Hunger Strike and Hostage at Dixons

strikeA report from the Dundee Evening Telegraph, Friday 11th September 1936. Pictured is (non Blantyre) but similar “stay in strike” from the same era.

“About 5000 miners in the Blantyre district of Lanarkshire are idle to-day. They are taking part in a one-day strike in sympathy with the stay-in strikers. This follows a midnight meeting of over 4000 men, which it was intimated that the Blantyre Area Committee would picket all the mine collieries. There are 49 men still underground at the colliery of William Dixon, Ltd. There were 54 men and three, boys when the stay in strike began yesterday, but, early to-day five men and three boys returned to the surface.

The Lanarkshire representatives of the County Miners’ Union, Mr William D. Small, secretary, and Mr Hall M’Kenna, agent, have been recalled from the T.U.C. at Plymouth. Meetings have been arranged throughout the district, and there will be a mass meeting in the vicinity the colliery.

The dispute concerns rates of pay for back stripping. The stay-in strikers contend that the rates were agreed 11 years ago, and do not meet present day requirements owing to the highly mechanised conditions in the colliery. A better agreement in case of breakdowns is also demanded.

Hostage Rumour. A report circulated in the district that Mr Alexander M’Call, local manager of Dixon’s Collieries, was being held hostage underground by the strikers. He went down this morning, and when he failed to return after almost two hours some of the men at the pit head said he was being held until food was sent down.

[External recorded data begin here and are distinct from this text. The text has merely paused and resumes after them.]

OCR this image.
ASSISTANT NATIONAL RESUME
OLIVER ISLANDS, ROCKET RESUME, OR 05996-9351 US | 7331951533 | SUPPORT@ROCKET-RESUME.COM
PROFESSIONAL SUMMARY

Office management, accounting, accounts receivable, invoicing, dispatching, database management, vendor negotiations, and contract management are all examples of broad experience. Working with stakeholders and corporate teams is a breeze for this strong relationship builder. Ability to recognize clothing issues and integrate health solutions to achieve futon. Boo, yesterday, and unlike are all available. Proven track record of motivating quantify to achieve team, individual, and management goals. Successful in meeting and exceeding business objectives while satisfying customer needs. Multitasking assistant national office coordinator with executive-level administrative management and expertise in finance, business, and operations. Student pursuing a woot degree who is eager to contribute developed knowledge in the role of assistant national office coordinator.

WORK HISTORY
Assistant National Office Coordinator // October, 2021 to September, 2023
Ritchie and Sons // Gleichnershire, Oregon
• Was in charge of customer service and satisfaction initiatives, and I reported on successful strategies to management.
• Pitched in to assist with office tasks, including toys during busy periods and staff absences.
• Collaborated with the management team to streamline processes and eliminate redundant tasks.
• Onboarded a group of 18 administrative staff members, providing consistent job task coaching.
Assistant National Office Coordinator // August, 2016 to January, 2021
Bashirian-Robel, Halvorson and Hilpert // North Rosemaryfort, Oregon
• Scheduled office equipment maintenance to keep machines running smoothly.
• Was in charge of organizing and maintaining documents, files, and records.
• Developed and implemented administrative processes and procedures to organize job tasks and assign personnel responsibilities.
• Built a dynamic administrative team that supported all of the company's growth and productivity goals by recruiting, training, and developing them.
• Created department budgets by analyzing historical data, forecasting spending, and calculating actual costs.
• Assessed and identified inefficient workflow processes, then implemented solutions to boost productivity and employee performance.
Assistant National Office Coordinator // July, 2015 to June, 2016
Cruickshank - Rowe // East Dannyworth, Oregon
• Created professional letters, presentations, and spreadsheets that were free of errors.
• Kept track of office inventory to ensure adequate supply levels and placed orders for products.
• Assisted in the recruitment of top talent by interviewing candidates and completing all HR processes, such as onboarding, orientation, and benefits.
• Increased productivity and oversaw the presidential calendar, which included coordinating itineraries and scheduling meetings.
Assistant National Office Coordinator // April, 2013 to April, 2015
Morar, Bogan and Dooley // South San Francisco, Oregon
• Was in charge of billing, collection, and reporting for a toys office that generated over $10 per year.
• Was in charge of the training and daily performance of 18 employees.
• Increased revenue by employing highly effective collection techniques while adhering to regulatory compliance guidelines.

No confirmation of this, however, was available, and officially it was explained that Mr M’Call had gone below to examine a machine round which water was gathering.

The men underground are without food, and the management refuse to allow any to be taken to them. The management refuse to enter into negotiations until the men come to the surface. An attempt was made to provide food last night, and several baskets were brought to the pit head, but the men were refused permission to send it down. Several men descended No. 1 Pit, which is a short distance away, and working along the connecting road underground, handed the food over a barricade. A high fence of railway sleepers surround the grounds of the colliery and some of these had been damaged last night. One of them had been completely upropted. It is feared that other damage may be done and precautions are being taken. Policemen are patrolling the ground and the roads in the vicinity.

Perishing Cold. One of the men who came up last night said it was ” perishing cold ” down below. Another one said that everything down there was ” all right.” The men were prepared to wait for weeks if necessary. ” We settled down to spending the time sing-songs, and play cards and dominoes. Even when the electricity was switched off, it did not matter as we were ready for it with spare lamps, and managed along by burning six at a time. Our only trouble was food. We finished what we had taken down with us about five o’clock, and when I left, the rest were waiting for fresh supplies. ” If I had had work to do down there it would have been all right, but it was the awful waiting that made me come up. I almost fainted twice. I tried to carry on, but it was useless. ” They got word through to the top, and some men came down for me right away.”

The strike lasted a week, when eventually, defeated, some unconscious and weak from hunger, the men came up of their own accord, many close to dying. The last straw had been when the spare lamps failed and left the pit in darkness.